In summary, alterations in artemin during stress (WAS) correlate with both visceral hypersensitivity and TRPA1-mediated afferent neuron sensitivity. WAS also alters bladder function resulting in symptoms similar to those experienced by PBS/IC patients (i.e. increased voiding frequency).

These findings indicate for the first time that artemin levels exhibit a pattern that correlates with the duration of the physiological stress. Artemin increases in early phases of stress (e.g. 1-6day WAS) and decreases with ‘chronic’ stress (10day WAS). We find that decreasing artemin levels partially mitigated visceral hyperalgesia which supports the view that an early increase in artemin could sensitize nociceptive afferents, contributing to acute pain. Because recent findings show that many IC patients are high stress responders, these findings may represent an underlying mechanism for exacerbation of IC pain during flares. 

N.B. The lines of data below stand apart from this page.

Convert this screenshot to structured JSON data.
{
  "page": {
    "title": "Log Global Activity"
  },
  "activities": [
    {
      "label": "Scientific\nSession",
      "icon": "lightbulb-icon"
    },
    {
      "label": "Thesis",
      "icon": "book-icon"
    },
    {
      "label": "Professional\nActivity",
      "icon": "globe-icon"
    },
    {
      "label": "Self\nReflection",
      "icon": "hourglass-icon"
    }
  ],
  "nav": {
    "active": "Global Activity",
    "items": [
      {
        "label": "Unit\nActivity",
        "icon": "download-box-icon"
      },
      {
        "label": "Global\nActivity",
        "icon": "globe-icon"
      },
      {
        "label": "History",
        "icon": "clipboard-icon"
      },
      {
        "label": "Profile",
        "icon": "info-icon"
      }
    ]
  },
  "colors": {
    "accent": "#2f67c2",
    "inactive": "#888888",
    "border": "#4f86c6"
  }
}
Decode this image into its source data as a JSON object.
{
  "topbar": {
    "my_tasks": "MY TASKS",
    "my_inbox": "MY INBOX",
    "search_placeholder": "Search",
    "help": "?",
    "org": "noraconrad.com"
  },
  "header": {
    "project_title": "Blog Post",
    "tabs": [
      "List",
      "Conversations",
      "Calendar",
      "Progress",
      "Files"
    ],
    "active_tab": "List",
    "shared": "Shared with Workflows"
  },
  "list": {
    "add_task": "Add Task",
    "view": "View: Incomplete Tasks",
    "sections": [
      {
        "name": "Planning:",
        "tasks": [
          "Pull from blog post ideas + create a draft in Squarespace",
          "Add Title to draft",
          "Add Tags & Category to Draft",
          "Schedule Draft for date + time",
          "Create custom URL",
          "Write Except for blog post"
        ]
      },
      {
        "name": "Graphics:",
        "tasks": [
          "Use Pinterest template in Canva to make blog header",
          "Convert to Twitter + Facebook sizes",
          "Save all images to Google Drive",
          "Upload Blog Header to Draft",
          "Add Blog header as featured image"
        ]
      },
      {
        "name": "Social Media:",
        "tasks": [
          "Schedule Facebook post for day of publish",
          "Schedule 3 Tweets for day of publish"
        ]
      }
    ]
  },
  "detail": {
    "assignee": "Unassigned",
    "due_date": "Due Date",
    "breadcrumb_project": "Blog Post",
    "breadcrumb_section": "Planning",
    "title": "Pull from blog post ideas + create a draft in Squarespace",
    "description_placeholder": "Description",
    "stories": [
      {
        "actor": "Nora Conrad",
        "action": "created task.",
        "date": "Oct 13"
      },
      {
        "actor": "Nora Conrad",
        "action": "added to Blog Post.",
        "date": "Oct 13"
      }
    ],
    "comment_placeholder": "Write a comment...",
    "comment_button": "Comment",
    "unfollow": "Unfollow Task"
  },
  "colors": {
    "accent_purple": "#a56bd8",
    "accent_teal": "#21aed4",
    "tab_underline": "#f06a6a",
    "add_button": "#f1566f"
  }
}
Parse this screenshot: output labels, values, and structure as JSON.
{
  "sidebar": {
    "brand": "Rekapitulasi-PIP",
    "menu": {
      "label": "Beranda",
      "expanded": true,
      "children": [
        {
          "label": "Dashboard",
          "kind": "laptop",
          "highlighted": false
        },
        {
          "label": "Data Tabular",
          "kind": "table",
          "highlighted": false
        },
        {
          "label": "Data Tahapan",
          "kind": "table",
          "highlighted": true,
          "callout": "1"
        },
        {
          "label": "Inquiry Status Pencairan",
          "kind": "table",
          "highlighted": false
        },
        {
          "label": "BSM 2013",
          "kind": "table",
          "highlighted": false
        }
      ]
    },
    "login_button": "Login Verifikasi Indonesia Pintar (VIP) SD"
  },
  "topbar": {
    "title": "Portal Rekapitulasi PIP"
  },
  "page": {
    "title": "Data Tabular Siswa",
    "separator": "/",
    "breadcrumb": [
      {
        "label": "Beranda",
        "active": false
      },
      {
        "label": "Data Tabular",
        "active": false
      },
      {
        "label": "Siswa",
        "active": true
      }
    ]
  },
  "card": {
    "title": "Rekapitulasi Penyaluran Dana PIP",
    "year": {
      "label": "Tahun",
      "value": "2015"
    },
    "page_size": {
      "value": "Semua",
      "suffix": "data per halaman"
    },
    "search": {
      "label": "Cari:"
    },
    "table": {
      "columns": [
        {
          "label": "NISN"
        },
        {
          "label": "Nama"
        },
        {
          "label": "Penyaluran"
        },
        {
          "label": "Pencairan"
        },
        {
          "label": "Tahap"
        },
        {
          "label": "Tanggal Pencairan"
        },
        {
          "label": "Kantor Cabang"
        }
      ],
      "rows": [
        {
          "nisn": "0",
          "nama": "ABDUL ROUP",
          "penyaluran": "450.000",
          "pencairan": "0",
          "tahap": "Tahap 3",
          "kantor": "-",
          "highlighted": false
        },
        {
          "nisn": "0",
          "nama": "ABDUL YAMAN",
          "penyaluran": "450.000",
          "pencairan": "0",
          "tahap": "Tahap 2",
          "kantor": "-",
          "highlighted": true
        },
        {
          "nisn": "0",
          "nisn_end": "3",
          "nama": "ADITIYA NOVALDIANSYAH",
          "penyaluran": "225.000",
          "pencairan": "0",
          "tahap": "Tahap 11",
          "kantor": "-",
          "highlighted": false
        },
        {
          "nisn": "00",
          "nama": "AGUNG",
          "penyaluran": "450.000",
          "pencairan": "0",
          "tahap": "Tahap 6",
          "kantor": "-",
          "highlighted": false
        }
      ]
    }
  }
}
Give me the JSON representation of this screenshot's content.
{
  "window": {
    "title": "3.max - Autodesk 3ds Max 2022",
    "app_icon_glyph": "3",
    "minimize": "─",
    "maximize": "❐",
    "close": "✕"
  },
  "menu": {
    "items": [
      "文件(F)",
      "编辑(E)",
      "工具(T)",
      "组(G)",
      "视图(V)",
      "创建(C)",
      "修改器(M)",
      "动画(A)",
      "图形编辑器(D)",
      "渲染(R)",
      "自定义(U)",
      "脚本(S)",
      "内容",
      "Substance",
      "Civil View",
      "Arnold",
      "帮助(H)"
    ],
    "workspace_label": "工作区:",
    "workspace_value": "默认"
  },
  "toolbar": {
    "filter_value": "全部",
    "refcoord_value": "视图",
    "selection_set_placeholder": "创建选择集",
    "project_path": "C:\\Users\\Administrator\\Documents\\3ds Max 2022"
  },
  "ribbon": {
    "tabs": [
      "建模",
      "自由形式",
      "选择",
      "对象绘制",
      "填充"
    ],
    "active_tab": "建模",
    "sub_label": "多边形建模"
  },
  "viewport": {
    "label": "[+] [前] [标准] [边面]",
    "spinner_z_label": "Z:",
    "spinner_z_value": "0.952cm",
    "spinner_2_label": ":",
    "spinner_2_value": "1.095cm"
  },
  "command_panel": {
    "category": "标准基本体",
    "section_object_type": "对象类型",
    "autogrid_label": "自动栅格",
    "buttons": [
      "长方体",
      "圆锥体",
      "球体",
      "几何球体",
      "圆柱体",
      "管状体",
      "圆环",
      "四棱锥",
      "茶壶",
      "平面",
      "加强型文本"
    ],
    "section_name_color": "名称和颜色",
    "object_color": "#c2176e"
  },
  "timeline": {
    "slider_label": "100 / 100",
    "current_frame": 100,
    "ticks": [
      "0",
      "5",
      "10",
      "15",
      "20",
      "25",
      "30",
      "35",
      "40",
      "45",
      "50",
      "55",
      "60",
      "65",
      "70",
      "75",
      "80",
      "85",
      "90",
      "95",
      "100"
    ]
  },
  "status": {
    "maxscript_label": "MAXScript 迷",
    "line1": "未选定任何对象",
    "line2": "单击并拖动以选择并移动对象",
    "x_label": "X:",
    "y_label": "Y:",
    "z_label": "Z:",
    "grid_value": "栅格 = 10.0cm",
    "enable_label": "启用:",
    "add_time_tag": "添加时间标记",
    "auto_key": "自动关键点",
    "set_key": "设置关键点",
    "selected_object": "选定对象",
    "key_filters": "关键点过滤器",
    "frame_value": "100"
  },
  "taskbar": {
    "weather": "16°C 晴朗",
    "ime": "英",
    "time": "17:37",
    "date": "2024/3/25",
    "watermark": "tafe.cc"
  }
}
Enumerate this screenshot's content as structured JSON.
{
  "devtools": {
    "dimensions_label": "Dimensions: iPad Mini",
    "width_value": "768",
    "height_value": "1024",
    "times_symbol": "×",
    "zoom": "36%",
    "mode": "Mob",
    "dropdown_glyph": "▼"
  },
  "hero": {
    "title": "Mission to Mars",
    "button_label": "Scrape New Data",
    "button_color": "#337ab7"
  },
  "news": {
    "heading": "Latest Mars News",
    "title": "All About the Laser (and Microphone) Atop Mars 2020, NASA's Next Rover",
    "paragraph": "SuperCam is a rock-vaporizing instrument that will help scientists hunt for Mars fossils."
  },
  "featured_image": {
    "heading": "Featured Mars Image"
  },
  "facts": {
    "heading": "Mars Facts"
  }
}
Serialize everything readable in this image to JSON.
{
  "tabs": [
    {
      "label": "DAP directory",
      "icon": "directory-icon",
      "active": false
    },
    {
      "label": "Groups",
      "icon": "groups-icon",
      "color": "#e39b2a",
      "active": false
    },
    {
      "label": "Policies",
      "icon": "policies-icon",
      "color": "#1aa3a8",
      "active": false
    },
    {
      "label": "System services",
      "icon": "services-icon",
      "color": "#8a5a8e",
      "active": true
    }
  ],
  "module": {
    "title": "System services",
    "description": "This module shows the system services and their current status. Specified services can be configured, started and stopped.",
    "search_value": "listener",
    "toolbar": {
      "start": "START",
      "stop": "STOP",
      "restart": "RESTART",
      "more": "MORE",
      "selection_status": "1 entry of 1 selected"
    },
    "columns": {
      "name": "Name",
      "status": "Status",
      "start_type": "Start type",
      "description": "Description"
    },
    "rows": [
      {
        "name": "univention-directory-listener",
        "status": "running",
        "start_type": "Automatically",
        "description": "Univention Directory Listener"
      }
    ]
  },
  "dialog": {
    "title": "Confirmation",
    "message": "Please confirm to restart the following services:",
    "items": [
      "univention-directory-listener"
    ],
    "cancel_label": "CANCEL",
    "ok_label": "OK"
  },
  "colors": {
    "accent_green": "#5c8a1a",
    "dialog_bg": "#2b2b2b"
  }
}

As artemin is a growth factor involved in synapse formation, maintenance and strengthening, higher levels of artemin may promote formation of aberrant synapses, that would conceivably impair sensory signalling and contribute to disrupted bladder function and/or pain.  With transition from acute to chronic state, sensitized neurons may accumulate higher levels of calcium through activation of TRPA1 channels and may need survival support. If artemin levels decrease, that support is missing/diminished and thus these neurons are further pushed towards cellular disruption and possibly death. These mechanisms may account for chronic pain. Future studies are needed to examine these hypotheses.

Chronic stress triggers a number of changes that ultimately can exacerbate or predispose to disease such as PBS/IC. These novel findings support the concept that stress can alter levels of the neurotrophic factor artemin, which can impact the expression and/or function of nociceptive TRPA1 channels and contribute to visceral sensitivity and pain. Thus, fluctuations in artemin levels with progression of stress-induced cystitis may correlate with neuronal sensitization and aberrant signalling in the periphery and spinal cord.  From a clinical perspective, these experiments provide important insights regarding an appropriate window for treatment. For example, intervening with anti-artemin treatment during the initial ‘acute’ state may prevent neuronal changes, but if this treatment is administered at a later stage it may be deleterious. At later chronic stages, increasing artemin levels and/or activating artemin intracellular pathways may be beneficial.  
Manipulation of artemin expression and/or signalling pathways may therefore offer a new pain treatment strategy for PBS/IC patients.